General Sherman’s army was marching through Georgia.
At daybreak the pillar of cloud went before him, and at night great bonfires of burning homes lit up their rearward. The strong fled at their approach, and the weak trembled and prayed.
There was a day when the foragers of the victorious veterans reached the home of an old couple who lived with their few slaves in the path of the devourer. They had but returned from the burial of a little baby boy, a colored baby whose mother was the faithful old cook, Mary Ann, and whose father was a brother of the Chronicle’s Joe in Charleston. They were standing under the vine-colored doorway looking at a dense smoke rising in the direction of a neighbor’s, when a squad of soldiers in blue came up.
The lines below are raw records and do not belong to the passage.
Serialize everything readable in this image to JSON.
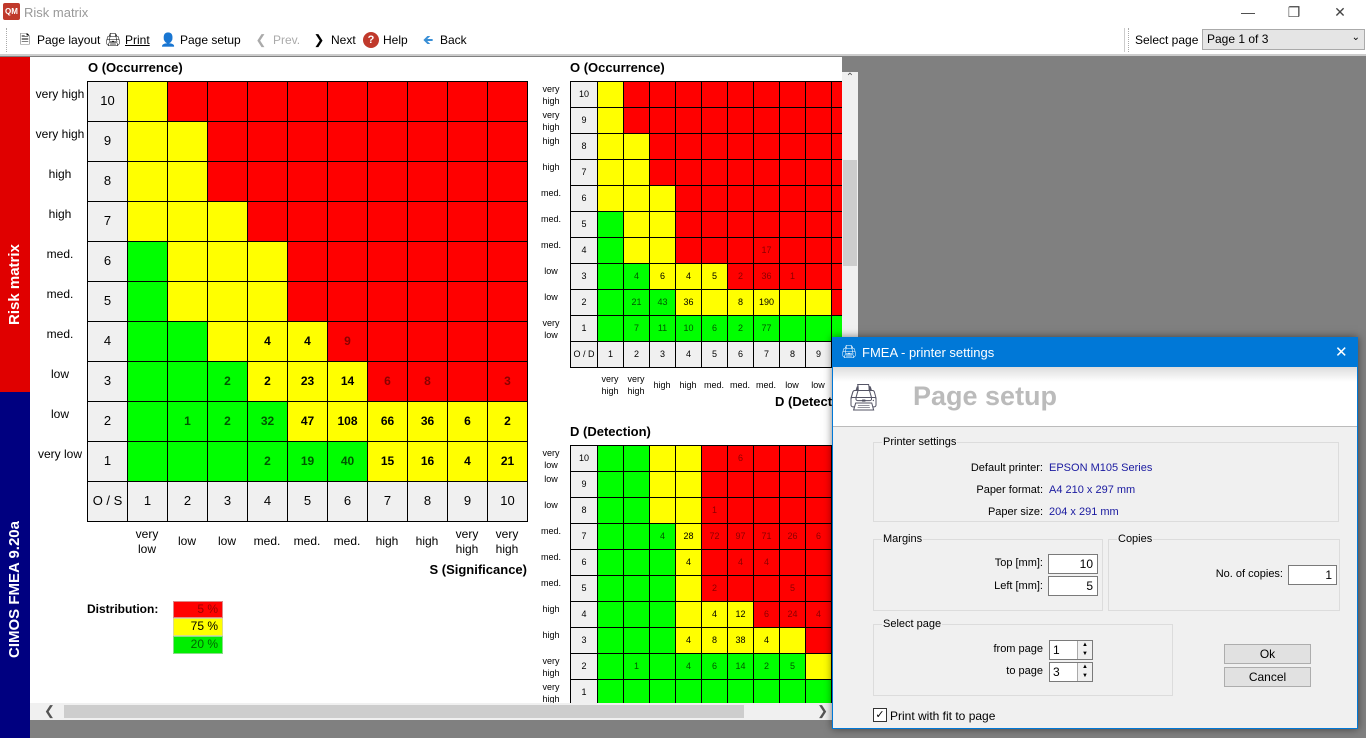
{
  "window": {
    "title": "Risk matrix",
    "app_icon": "QM"
  },
  "toolbar": {
    "page_layout": "Page layout",
    "print": "Print",
    "page_setup": "Page setup",
    "prev": "Prev.",
    "next": "Next",
    "help": "Help",
    "back": "Back",
    "select_page_label": "Select page",
    "select_page_value": "Page 1 of 3"
  },
  "sidebar": {
    "tab_top": "Risk matrix",
    "tab_bottom": "CIMOS FMEA 9.20a"
  },
  "colors": {
    "R": "#ff0000",
    "Y": "#ffff00",
    "G": "#00ff00",
    "header": "#f0f0f0",
    "dialog_title": "#0078d7"
  },
  "main_matrix": {
    "title": "O (Occurrence)",
    "x_title": "S (Significance)",
    "corner": "O / S",
    "row_ids": [
      "10",
      "9",
      "8",
      "7",
      "6",
      "5",
      "4",
      "3",
      "2",
      "1"
    ],
    "row_labels": [
      "very high",
      "very high",
      "high",
      "high",
      "med.",
      "med.",
      "med.",
      "low",
      "low",
      "very low"
    ],
    "col_ids": [
      "1",
      "2",
      "3",
      "4",
      "5",
      "6",
      "7",
      "8",
      "9",
      "10"
    ],
    "col_labels": [
      "very low",
      "low",
      "low",
      "med.",
      "med.",
      "med.",
      "high",
      "high",
      "very high",
      "very high"
    ],
    "colors": [
      "YRRRRRRRRR",
      "YYRRRRRRRR",
      "YYRRRRRRRR",
      "YYYRRRRRRR",
      "GYYYRRRRRR",
      "GYYYRRRRRR",
      "GGYYYRRRRR",
      "GGGYYYRRRR",
      "GGGGYYYYYY",
      "GGGGGGYYYY"
    ],
    "values": [
      [
        "",
        "",
        "",
        "",
        "",
        "",
        "",
        "",
        "",
        ""
      ],
      [
        "",
        "",
        "",
        "",
        "",
        "",
        "",
        "",
        "",
        ""
      ],
      [
        "",
        "",
        "",
        "",
        "",
        "",
        "",
        "",
        "",
        ""
      ],
      [
        "",
        "",
        "",
        "",
        "",
        "",
        "",
        "",
        "",
        ""
      ],
      [
        "",
        "",
        "",
        "",
        "",
        "",
        "",
        "",
        "",
        ""
      ],
      [
        "",
        "",
        "",
        "",
        "",
        "",
        "",
        "",
        "",
        ""
      ],
      [
        "",
        "",
        "",
        "4",
        "4",
        "9",
        "",
        "",
        "",
        ""
      ],
      [
        "",
        "",
        "2",
        "2",
        "23",
        "14",
        "6",
        "8",
        "",
        "3"
      ],
      [
        "",
        "1",
        "2",
        "32",
        "47",
        "108",
        "66",
        "36",
        "6",
        "2"
      ],
      [
        "",
        "",
        "",
        "2",
        "19",
        "40",
        "15",
        "16",
        "4",
        "21"
      ]
    ]
  },
  "distribution": {
    "label": "Distribution:",
    "red": "5 %",
    "yellow": "75 %",
    "green": "20 %"
  },
  "od_matrix": {
    "title": "O (Occurrence)",
    "x_title": "D (Detect",
    "corner": "O / D",
    "row_ids": [
      "10",
      "9",
      "8",
      "7",
      "6",
      "5",
      "4",
      "3",
      "2",
      "1"
    ],
    "row_labels": [
      "very high",
      "very high",
      "high",
      "high",
      "med.",
      "med.",
      "med.",
      "low",
      "low",
      "very low"
    ],
    "col_ids": [
      "1",
      "2",
      "3",
      "4",
      "5",
      "6",
      "7",
      "8",
      "9",
      "10"
    ],
    "col_labels": [
      "very high",
      "very high",
      "high",
      "high",
      "med.",
      "med.",
      "med.",
      "low",
      "low",
      ""
    ],
    "colors": [
      "YRRRRRRRRR",
      "YRRRRRRRRR",
      "YYRRRRRRRR",
      "YYRRRRRRRR",
      "YYYRRRRRRR",
      "GYYRRRRRRR",
      "GYYRRRRRRR",
      "GGYYYRRRRR",
      "GGGYYYYYYR",
      "GGGGGGGGGG"
    ],
    "values": [
      [
        "",
        "",
        "",
        "",
        "",
        "",
        "",
        "",
        "",
        ""
      ],
      [
        "",
        "",
        "",
        "",
        "",
        "",
        "",
        "",
        "",
        ""
      ],
      [
        "",
        "",
        "",
        "",
        "",
        "",
        "",
        "",
        "",
        ""
      ],
      [
        "",
        "",
        "",
        "",
        "",
        "",
        "",
        "",
        "",
        ""
      ],
      [
        "",
        "",
        "",
        "",
        "",
        "",
        "",
        "",
        "",
        ""
      ],
      [
        "",
        "",
        "",
        "",
        "",
        "",
        "",
        "",
        "",
        ""
      ],
      [
        "",
        "",
        "",
        "",
        "",
        "",
        "17",
        "",
        "",
        ""
      ],
      [
        "",
        "4",
        "6",
        "4",
        "5",
        "2",
        "36",
        "1",
        "",
        ""
      ],
      [
        "",
        "21",
        "43",
        "36",
        "",
        "8",
        "190",
        "",
        "",
        "2"
      ],
      [
        "",
        "7",
        "11",
        "10",
        "6",
        "2",
        "77",
        "",
        "",
        "4"
      ]
    ]
  },
  "d_matrix": {
    "title": "D (Detection)",
    "row_ids": [
      "10",
      "9",
      "8",
      "7",
      "6",
      "5",
      "4",
      "3",
      "2",
      "1"
    ],
    "row_labels": [
      "very low",
      "low",
      "low",
      "med.",
      "med.",
      "med.",
      "high",
      "high",
      "very high",
      "very high"
    ],
    "colors": [
      "GGYYRRRRR",
      "GGYYRRRRR",
      "GGYYRRRRR",
      "GGGYRRRRR",
      "GGGYRRRRR",
      "GGGYRRRRR",
      "GGGYYYRRR",
      "GGGYYYYYR",
      "GGGGGGGGY",
      "GGGGGGGGG"
    ],
    "values": [
      [
        "",
        "",
        "",
        "",
        "",
        "6",
        "",
        "",
        ""
      ],
      [
        "",
        "",
        "",
        "",
        "",
        "",
        "",
        "",
        ""
      ],
      [
        "",
        "",
        "",
        "",
        "1",
        "",
        "",
        "",
        ""
      ],
      [
        "",
        "",
        "4",
        "28",
        "72",
        "97",
        "71",
        "26",
        "6"
      ],
      [
        "",
        "",
        "",
        "4",
        "",
        "4",
        "4",
        "",
        ""
      ],
      [
        "",
        "",
        "",
        "",
        "2",
        "",
        "",
        "5",
        ""
      ],
      [
        "",
        "",
        "",
        "",
        "4",
        "12",
        "6",
        "24",
        "4"
      ],
      [
        "",
        "",
        "",
        "4",
        "8",
        "38",
        "4",
        "",
        ""
      ],
      [
        "",
        "1",
        "",
        "4",
        "6",
        "14",
        "2",
        "5",
        ""
      ],
      [
        "",
        "",
        "",
        "",
        "",
        "",
        "",
        "",
        ""
      ]
    ]
  },
  "dialog": {
    "title": "FMEA - printer settings",
    "header": "Page setup",
    "printer_group": "Printer settings",
    "default_printer_label": "Default printer:",
    "default_printer": "EPSON M105 Series",
    "paper_format_label": "Paper format:",
    "paper_format": "A4 210 x 297 mm",
    "paper_size_label": "Paper size:",
    "paper_size": "204 x 291 mm",
    "margins_group": "Margins",
    "top_label": "Top [mm]:",
    "top_value": "10",
    "left_label": "Left [mm]:",
    "left_value": "5",
    "copies_group": "Copies",
    "copies_label": "No. of copies:",
    "copies_value": "1",
    "select_group": "Select page",
    "from_label": "from page",
    "from_value": "1",
    "to_label": "to page",
    "to_value": "3",
    "ok": "Ok",
    "cancel": "Cancel",
    "fit_label": "Print with fit to page",
    "fit_checked": true
  }
}
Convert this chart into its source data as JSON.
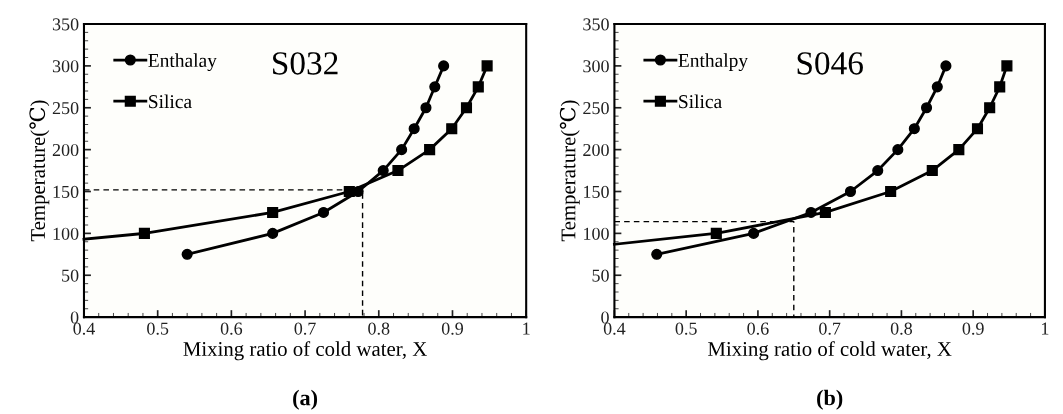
{
  "chart_data": [
    {
      "type": "line",
      "title": "S032",
      "xlabel": "Mixing ratio of cold water, X",
      "ylabel": "Temperature(℃)",
      "xlim": [
        0.4,
        1
      ],
      "ylim": [
        0,
        350
      ],
      "xticks": [
        0.4,
        0.5,
        0.6,
        0.7,
        0.8,
        0.9,
        1
      ],
      "yticks": [
        0,
        50,
        100,
        150,
        200,
        250,
        300,
        350
      ],
      "legend": "top left",
      "grid": false,
      "annotations": [
        "(a)"
      ],
      "series": [
        {
          "name": "Enthalay",
          "color": "#000000",
          "marker": "circle",
          "x": [
            0.54,
            0.656,
            0.725,
            0.772,
            0.806,
            0.831,
            0.848,
            0.864,
            0.876,
            0.888
          ],
          "values": [
            75,
            100,
            125,
            150,
            175,
            200,
            225,
            250,
            275,
            300
          ]
        },
        {
          "name": "Silica",
          "color": "#000000",
          "marker": "square",
          "x": [
            0.482,
            0.656,
            0.76,
            0.826,
            0.869,
            0.899,
            0.919,
            0.935,
            0.947
          ],
          "values": [
            100,
            125,
            150,
            175,
            200,
            225,
            250,
            275,
            300
          ]
        },
        {
          "color": "#000000",
          "marker": "none",
          "x": [
            0.4,
            0.482
          ],
          "values": [
            93,
            100
          ]
        },
        {
          "color": "#000000",
          "marker": "none",
          "line_style": "dashed",
          "x": [
            0.4,
            0.778,
            0.778
          ],
          "values": [
            152,
            152,
            0
          ]
        }
      ]
    },
    {
      "type": "line",
      "title": "S046",
      "xlabel": "Mixing ratio of cold water, X",
      "ylabel": "Temperature(℃)",
      "xlim": [
        0.4,
        1
      ],
      "ylim": [
        0,
        350
      ],
      "xticks": [
        0.4,
        0.5,
        0.6,
        0.7,
        0.8,
        0.9,
        1
      ],
      "yticks": [
        0,
        50,
        100,
        150,
        200,
        250,
        300,
        350
      ],
      "legend": "top left",
      "grid": false,
      "annotations": [
        "(b)"
      ],
      "series": [
        {
          "name": "Enthalpy",
          "color": "#000000",
          "marker": "circle",
          "x": [
            0.459,
            0.594,
            0.674,
            0.729,
            0.767,
            0.795,
            0.818,
            0.835,
            0.85,
            0.862
          ],
          "values": [
            75,
            100,
            125,
            150,
            175,
            200,
            225,
            250,
            275,
            300
          ]
        },
        {
          "name": "Silica",
          "color": "#000000",
          "marker": "square",
          "x": [
            0.542,
            0.694,
            0.785,
            0.843,
            0.88,
            0.906,
            0.923,
            0.937,
            0.947
          ],
          "values": [
            100,
            125,
            150,
            175,
            200,
            225,
            250,
            275,
            300
          ]
        },
        {
          "color": "#000000",
          "marker": "none",
          "x": [
            0.4,
            0.542
          ],
          "values": [
            87,
            100
          ]
        },
        {
          "color": "#000000",
          "marker": "none",
          "line_style": "dashed",
          "x": [
            0.4,
            0.65,
            0.65
          ],
          "values": [
            114,
            114,
            0
          ]
        }
      ]
    }
  ]
}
“Old woman, we are hungry. Got anything to eat?”
The best the white-haired grandmother had was set before them, and when it was gone—more. At last one of them said:
“Madam, you had best hide everything you have, or by this time to-morrow you will have nothing.”
“Shet up, ol’ Secesh!” said another.
When the men had gone, they dug little holes and hid their few treasures; a dozen knives and forks and as many spoons, and the old man took his watch and put it far up the chimney. By the time it was done, blue-coated soldiers were swarming all over the premises.
“Old man, come out here!”
When he followed some men into the bushes, they made merry with the grandmother.